Factor into this the Lokpal issue and it seems the Indian cup of woe is brimming already. The Lokpal debate in Parliament promises to be intimidatory and hostile. If the ruling party is not afraid of corruption of the past, present, or the future, why would it seek escape routes within the proposed law? And, the Opposition is no ‘sacred cow' either. The present situation points only to one thing — utter lack of governance. With decision-making coming to a standstill.

Decision-making is not about making right or wrong decisions. It is taking decisions in earnestness and sincerity. Time will tell if they were right or wrong.

No time to lose

There is an urgent need to rebuild our political structure. It is time to put the nation first in our thoughts, words and actions. National interests should be the priority, not regional or sectoral. First, we should survive as a nation. A nation that is secular, pluralistic, founded on Dharma, non-violence, patriotism, and above all, the will to ‘walk together, talk together, find a consensus on matters of broad policies.' Or else, we can only sink together and too soon. Our leaders, some alumni of Cambridge, Oxford, Harvard or other Ivy League institutions, ought to think with their hearts also, not with their heads only. What is good economics need not always be good politics.

With a federal system having plurality of religions, languages and, cultures, it is all the more  important that the Prime Minister and his cabinet ministers, the political leaders, all need to be pro-active and perceived as friends of the people at large, genuinely interested in their welfare.

Elections to five States, just announced, might be a pointer to the people's mood. I can only wish that the recent events across the country are only a passing phase.

But given such events, it would be wishful thinking to imagine that India would be among the five biggest economies in the world in 2020.
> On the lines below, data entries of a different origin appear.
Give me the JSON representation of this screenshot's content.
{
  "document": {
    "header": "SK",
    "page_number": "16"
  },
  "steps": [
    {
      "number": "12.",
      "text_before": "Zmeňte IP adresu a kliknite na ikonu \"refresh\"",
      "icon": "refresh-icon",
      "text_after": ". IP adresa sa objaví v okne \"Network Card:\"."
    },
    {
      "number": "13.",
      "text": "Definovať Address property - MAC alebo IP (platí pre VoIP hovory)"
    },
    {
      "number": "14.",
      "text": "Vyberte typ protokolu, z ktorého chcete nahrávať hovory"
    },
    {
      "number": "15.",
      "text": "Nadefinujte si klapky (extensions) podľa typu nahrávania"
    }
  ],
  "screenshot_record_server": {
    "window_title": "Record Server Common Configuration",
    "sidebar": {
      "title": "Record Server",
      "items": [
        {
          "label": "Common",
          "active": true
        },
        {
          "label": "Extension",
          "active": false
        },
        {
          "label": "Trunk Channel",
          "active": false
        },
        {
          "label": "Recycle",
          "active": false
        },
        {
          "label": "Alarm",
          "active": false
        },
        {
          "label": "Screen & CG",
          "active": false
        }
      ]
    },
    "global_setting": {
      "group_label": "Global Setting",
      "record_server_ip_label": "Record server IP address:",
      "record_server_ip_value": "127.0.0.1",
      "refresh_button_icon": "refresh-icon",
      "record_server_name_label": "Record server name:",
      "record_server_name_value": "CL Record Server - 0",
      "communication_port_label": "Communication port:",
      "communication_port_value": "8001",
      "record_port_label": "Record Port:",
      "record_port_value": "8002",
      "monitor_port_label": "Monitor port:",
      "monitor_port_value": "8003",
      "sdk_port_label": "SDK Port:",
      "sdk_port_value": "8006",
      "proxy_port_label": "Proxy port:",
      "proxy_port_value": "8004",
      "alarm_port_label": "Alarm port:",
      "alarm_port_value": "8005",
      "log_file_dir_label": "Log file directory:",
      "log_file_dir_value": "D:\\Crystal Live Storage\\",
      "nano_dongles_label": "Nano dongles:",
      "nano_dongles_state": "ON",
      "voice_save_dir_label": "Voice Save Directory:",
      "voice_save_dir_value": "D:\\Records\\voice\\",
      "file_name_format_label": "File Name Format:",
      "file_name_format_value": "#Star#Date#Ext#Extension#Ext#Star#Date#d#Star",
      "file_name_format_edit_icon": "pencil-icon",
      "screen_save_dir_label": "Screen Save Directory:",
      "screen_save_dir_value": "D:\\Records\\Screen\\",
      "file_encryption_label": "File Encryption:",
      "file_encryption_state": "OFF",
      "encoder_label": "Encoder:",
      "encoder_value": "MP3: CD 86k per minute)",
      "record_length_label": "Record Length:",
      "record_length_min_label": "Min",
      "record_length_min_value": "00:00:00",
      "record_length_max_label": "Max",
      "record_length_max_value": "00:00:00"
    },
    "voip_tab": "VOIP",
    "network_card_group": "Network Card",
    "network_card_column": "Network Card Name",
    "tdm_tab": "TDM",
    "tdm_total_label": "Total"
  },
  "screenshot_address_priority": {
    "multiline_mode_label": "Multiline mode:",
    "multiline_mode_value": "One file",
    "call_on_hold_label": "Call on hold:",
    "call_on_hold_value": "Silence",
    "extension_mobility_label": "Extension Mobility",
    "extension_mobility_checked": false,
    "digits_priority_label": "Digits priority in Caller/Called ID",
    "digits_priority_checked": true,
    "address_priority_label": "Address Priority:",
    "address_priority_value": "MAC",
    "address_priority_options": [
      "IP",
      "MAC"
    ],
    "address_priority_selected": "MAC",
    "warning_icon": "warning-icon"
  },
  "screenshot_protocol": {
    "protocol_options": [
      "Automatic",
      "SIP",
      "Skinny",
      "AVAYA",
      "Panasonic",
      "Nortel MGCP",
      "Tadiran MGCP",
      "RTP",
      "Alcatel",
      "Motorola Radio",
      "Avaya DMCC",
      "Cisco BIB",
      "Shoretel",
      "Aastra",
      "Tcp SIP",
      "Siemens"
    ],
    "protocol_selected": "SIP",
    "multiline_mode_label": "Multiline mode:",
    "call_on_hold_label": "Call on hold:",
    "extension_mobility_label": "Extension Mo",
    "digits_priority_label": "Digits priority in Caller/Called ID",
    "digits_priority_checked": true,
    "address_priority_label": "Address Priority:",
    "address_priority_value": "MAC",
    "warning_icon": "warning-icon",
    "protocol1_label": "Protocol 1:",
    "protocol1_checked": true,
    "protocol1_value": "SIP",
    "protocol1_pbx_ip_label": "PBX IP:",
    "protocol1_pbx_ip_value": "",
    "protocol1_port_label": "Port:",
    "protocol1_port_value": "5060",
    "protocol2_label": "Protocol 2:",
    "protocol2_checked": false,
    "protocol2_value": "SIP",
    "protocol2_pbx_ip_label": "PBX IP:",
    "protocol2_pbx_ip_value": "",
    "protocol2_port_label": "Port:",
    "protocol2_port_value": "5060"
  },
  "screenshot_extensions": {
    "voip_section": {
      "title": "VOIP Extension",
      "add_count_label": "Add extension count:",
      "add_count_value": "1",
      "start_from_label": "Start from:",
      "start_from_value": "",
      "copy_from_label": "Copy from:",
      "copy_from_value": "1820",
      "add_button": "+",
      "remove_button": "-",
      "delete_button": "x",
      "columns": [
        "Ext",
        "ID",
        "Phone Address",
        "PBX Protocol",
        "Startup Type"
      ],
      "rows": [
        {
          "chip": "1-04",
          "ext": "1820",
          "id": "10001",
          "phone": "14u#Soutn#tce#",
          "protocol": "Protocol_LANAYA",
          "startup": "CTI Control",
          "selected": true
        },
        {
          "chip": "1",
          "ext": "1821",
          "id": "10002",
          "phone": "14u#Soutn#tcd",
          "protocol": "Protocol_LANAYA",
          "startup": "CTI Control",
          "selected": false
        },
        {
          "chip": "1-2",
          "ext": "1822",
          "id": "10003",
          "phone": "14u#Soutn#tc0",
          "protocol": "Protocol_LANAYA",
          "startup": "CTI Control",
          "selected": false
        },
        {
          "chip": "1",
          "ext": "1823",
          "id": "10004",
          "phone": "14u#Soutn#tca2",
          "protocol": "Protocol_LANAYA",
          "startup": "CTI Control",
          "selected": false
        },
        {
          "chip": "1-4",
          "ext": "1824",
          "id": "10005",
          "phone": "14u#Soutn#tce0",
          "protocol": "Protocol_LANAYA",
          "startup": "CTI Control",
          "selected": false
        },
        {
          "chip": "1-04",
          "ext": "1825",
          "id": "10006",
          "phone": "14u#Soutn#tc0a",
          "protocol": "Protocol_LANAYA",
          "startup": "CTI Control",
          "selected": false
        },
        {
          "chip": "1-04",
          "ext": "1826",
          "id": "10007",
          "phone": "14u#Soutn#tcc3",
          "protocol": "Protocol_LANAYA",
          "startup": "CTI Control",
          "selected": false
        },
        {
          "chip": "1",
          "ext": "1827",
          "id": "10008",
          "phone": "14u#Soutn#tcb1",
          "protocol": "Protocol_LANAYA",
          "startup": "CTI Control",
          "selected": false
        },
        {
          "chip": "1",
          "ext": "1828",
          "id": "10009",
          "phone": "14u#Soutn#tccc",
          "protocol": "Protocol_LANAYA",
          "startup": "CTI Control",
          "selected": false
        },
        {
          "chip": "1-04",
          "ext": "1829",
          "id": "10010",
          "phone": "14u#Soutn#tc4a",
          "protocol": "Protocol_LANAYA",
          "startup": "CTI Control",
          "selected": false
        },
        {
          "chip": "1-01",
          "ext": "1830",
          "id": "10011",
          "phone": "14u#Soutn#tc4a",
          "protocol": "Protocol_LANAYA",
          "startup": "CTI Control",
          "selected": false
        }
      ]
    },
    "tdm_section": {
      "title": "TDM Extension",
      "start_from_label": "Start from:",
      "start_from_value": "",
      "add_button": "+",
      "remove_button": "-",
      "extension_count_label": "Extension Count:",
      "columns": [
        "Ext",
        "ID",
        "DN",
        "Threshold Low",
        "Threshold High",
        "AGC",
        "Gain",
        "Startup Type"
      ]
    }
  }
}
Our leaders at the Centre and States need to realise that indecision and inactivity are scaring off much needed foreign investment and weakening our national solidity.

The situation we find ourselves in calls for integrity, impartial concern for public good and the best of statesmanship — not petty politics or blame-trading. The destiny of this nation lies in the hands of a privileged few. They must act now. After all, to whom much is given, much is expected.